They Then Creep On To His Feet, Legs, Or Other Part
Of His Body And Suck Their Fill, The First Puncture Being Rarely
Felt During The Excitement Of Walking.
On bathing in the evening
we generally found half a dozen or a dozen on each of us, most
frequently on our legs, but sometimes on our bodies, and I had
one who sucked his fill from the side of my neck, but who luckily
missed the jugular vein.
There are many species of these forest
leeches. All are small, but some are beautifully marked with
stripes of bright yellow. They probably attach themselves to deer
or other animals which frequent the forest paths, and have thus
acquired the singular habit of stretching themselves out at the
sound of a footstep or of rustling foliage. Early in the
afternoon we reached the foot of the mountain, and encamped by
the side of a fine stream, whose rocky banks were overgrown with
ferns. Our oldest Malay had been accustomed to shoot birds in
this neighbourhood for the Malacca dealers, and had been to the
top of the mountain, and while we amused ourselves shooting and
insect hunting, he went with two others to clear the path for our
ascent the next day.
Early next morning we started after breakfast, carrying blankets
and provisions, as we intended to sleep upon the mountain. After
passing a little tangled jungle and swampy thickets through which
our men had cleared a path, we emerged into a fine lofty forest
pretty clear of undergrowth, and in which we could walk freely.

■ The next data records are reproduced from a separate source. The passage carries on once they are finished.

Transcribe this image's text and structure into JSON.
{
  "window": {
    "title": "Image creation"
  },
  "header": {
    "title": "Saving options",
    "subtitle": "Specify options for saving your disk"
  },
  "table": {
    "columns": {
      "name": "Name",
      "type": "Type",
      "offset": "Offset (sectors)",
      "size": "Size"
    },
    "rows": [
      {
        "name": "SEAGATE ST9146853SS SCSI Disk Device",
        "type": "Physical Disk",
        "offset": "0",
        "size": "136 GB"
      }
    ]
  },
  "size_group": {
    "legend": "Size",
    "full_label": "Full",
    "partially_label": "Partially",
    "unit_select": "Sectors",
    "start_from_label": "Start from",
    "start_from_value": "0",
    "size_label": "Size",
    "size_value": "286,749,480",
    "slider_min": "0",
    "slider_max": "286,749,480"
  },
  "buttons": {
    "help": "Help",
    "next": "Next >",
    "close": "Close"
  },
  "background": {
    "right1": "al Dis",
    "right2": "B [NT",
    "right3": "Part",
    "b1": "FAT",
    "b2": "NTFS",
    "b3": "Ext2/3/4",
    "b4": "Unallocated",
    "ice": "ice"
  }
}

We ascended steadily up a moderate slope for several miles,
having a deep ravine on our left. We then had a level plateau or
shoulder to cross, after which the ascent was steeper and the
forest denser until we came out upon the "Padang-batu," or stone
field, a place of which we had heard much, but could never get
anyone to describe intelligibly. We found it to be a steep slope
of even rock, extending along the mountain side farther than we
could see. Parts of it were quite bare, but where it was cracked
and fissured there grew a most luxuriant vegetation, among which
the pitcher plants were the most remarkable. These wonderful
plants never seem to succeed well in our hot-houses, and are
there seen to little advantage. Here they grew up into half
climbing shrubs, their curious pitchers of various sizes and
forms hanging abundantly from their leaves, and continually
exciting our admiration by their size and beauty. A few
coniferae of the genus Dacrydium here first appeared, and in the
thickets just above the rocky surface we walked through groves of
those splendid ferns Dipteris Horsfieldii and Matonia pectinata,
which bear large spreading palmate fronds on slender stems six or
eight feet high. The Matonia is the tallest and most elegant, and
is known only from this mountain, and neither of them is yet
introduced into our hot-houses.
It was very striking to come out from the dark, cool, and shady
forest in which we had been ascending since we started, on to
this hot, open rocky slope where we seemed to have entered at one
step from a lowland to an alpine vegetation. The height, as
measured by a sympiesometer, was about 2,800 feet. We had been
told we should find water at Padang-batuas we were exceedingly thirsty;
but we looked about for it in vain. At last we turned to
the pitcher-plants, but the water contained in the pitchers
(about half a pint in each) was full of insects, and otherwise
uninviting. On tasting it, however, we found it very palatable
though rather warm, and we all quenched our thirst from these
natural jugs. Farther on we came to forest again, but of a more
dwarf and stunted character than below; and alternately passing
along ridges and descending into valleys, we reached a peak
separated from the true summit of the mountain by a considerable
chasm. Here our porters gave in, and declared they could carry
their loads no further; and certainly the ascent to the highest
peak was very precipitous. But on the spot where we were there
was no water, whereas it was well known that there was a spring
close to the summit, so we determined to go on without them, and
carry with us only what was absolutely necessary. We accordingly
took a blanket each, and divided our food and other articles
among us, and went on with only the old Malay and his son.
After descending into the saddle between the two peaks we found
the ascent very laborious, the slope being so steep, as often to
necessitate hand-climbing. Besides a bushy vegetation the ground
was covered knee-deep with mosses on a foundation of decaying
leaves and rugged rock, and it was a hard hour's climb to the
small ledge just below the summit, where an overhanging rock
forms a convenient shelter, and a little basin collects the
trickling water. Here we put down our loads, and in a few minutes
more stood on the summit of Mount Ophir, 4,000 feet above the
sea. The top is a small rocky platform covered with rhododendrons
and other shrubs. The afternoon was clear, and the view fine in
its way - ranges of hill and valley everywhere covered with
interminable forest, with glistening rivers winding among them.
In a distant view a forest country is very monotonous, and no
mountain I have ever ascended in the tropics presents a panorama
equal to that from Snowdon, while the views in Switzerland are
immeasurably superior. When boiling our coffee I took
observations with a good boiling-point thermometer, as well as
with the sympiesometer, and we then enjoyed our evening meal and
the noble prospect that lay before us. The night was calm and
very mild, and having made a bed of twigs and branches over which
we laid our blankets, we passed a very comfortable night.